La trajectoire des deux frères s’éloigne à partir de ce moment, Marie-Joseph prend clairement fait et cause pour la révolution tandis que André souhaite une sorte de retour à l’ordre. Il écrit d’ailleurs dans le journal de Paris, et il dénonce « les brigands à talons rouges, les aristocrates, et les brigands à piques, les sans-culottes ».

Les deux frères d’ailleurs finissent par s’opposer lorsque dans le journal de Paris André attaque le parti des Jacobins qu’il rend responsable de la discipline au sein des armées et qui conduit le pays sur la voie de l’anarchie. Dans le moniteur son frère lui répond avec la signature de Chénier Gracchus, ce qui montre bien la différence entre les deux frères, André partisan de la modération « à la grecque », Marie-Joseph serait davantage un Gracque, porteur d’une volonté de transformation politique et sociale plus radicale. Pour autant, dans sa pièce suivante, Fénelon, Marie-Joseph appelle à la réconciliation entre français, et affiche sa volonté d’assurer la paix civile, le respect des lois et l’éducation des citoyens grâce à l’instruction publique et bien entendue le théâtre.

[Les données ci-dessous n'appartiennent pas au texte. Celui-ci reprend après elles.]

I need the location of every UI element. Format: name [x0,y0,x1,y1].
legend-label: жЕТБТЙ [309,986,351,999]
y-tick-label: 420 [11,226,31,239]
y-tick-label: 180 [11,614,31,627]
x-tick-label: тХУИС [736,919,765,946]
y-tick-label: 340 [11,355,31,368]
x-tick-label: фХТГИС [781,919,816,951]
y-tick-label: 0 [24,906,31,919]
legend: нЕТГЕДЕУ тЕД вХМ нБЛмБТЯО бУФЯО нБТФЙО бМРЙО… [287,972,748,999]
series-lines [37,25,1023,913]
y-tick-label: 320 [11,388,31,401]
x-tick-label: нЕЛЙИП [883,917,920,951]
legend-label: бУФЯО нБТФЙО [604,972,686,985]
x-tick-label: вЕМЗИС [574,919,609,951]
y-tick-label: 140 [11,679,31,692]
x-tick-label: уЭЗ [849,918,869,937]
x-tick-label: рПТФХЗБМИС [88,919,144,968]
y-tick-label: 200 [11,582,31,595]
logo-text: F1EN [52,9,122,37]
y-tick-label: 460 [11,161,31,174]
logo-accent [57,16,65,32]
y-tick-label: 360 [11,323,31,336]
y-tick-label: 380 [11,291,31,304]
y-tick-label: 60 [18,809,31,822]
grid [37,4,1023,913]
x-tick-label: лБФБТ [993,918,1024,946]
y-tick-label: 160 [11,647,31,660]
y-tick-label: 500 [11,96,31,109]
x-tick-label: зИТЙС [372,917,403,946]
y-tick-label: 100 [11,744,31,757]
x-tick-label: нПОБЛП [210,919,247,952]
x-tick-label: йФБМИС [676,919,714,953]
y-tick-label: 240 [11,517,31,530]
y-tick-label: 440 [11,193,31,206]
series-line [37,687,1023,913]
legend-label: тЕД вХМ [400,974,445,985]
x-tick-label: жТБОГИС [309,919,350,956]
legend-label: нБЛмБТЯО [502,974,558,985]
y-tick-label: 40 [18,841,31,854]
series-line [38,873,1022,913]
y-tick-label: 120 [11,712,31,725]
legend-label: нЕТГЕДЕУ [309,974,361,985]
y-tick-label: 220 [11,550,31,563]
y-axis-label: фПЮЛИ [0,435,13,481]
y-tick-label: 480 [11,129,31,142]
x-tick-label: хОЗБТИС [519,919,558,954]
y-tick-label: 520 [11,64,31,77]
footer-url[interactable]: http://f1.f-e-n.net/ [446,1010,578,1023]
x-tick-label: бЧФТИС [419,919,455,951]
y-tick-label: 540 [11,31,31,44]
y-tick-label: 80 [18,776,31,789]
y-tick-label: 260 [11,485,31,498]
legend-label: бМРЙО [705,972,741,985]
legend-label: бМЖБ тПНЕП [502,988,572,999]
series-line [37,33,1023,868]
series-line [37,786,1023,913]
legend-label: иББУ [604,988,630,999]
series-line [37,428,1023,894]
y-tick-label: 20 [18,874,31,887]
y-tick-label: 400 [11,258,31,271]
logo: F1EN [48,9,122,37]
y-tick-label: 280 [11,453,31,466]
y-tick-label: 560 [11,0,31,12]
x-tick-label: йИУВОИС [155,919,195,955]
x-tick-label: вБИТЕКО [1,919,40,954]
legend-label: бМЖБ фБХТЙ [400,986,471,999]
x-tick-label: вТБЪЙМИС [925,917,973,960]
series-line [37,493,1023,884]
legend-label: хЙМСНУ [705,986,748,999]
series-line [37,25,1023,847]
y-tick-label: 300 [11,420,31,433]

André a été affecté par l’exécution du Rois Louis XVI tandis que le durcissement de la convention avec le renforcement des montagnards et l’arrestation des Girondins contribuent à rapprocher Marie-Joseph du camps des indulgents, même s’il ne connaîtra pas le destin tragique de Georges Danton et de Camille Desmoulins.

On réservera au lecteur de cet ouvrage le chant du départ des deux frères mêmes si l’on connaît la mort prématurée d’André Chénier. Il meurt guillotiné à Paris le 7 Thermidor de l’an II (25 juillet 1794) à l’âge de 31 ans.

Cela fait le quatrième ouvrage de Thérèse Charles Vallin que je présente, et je reste toujours admiratif devant cette écriture soignée, cette précision documentaire qui ne parvient pas à effacer l’émotion, comme trop souvent dans beaucoup de travaux universitaires ou le poids des notes de bas de page en arrive à désincarner la situation historique.

Au-delà de l’exercice de style que représente la biographie croisée, on retrouve une certaine malice chez Thérèse Charles Vallin qui rappelle que Robert Brasillach, depuis sa prison, s’est adressé à André Chénier, « son frère au col dégrafé ». L’histoire littéraire contemporaine semble vouloir réhabiliter aujourd’hui les deux frères Chénier, passionnés par la liberté, même si Marie-Joseph qui connaîtra quelques délicatesses au début du consulat parviendra à vivre jusqu’à 47 ans, après avoir été élu à l’Académie française. Son successeur sera Chateaubriand dont le discours de réception, rejeté par l’empereur, est un modèle de compromis politique.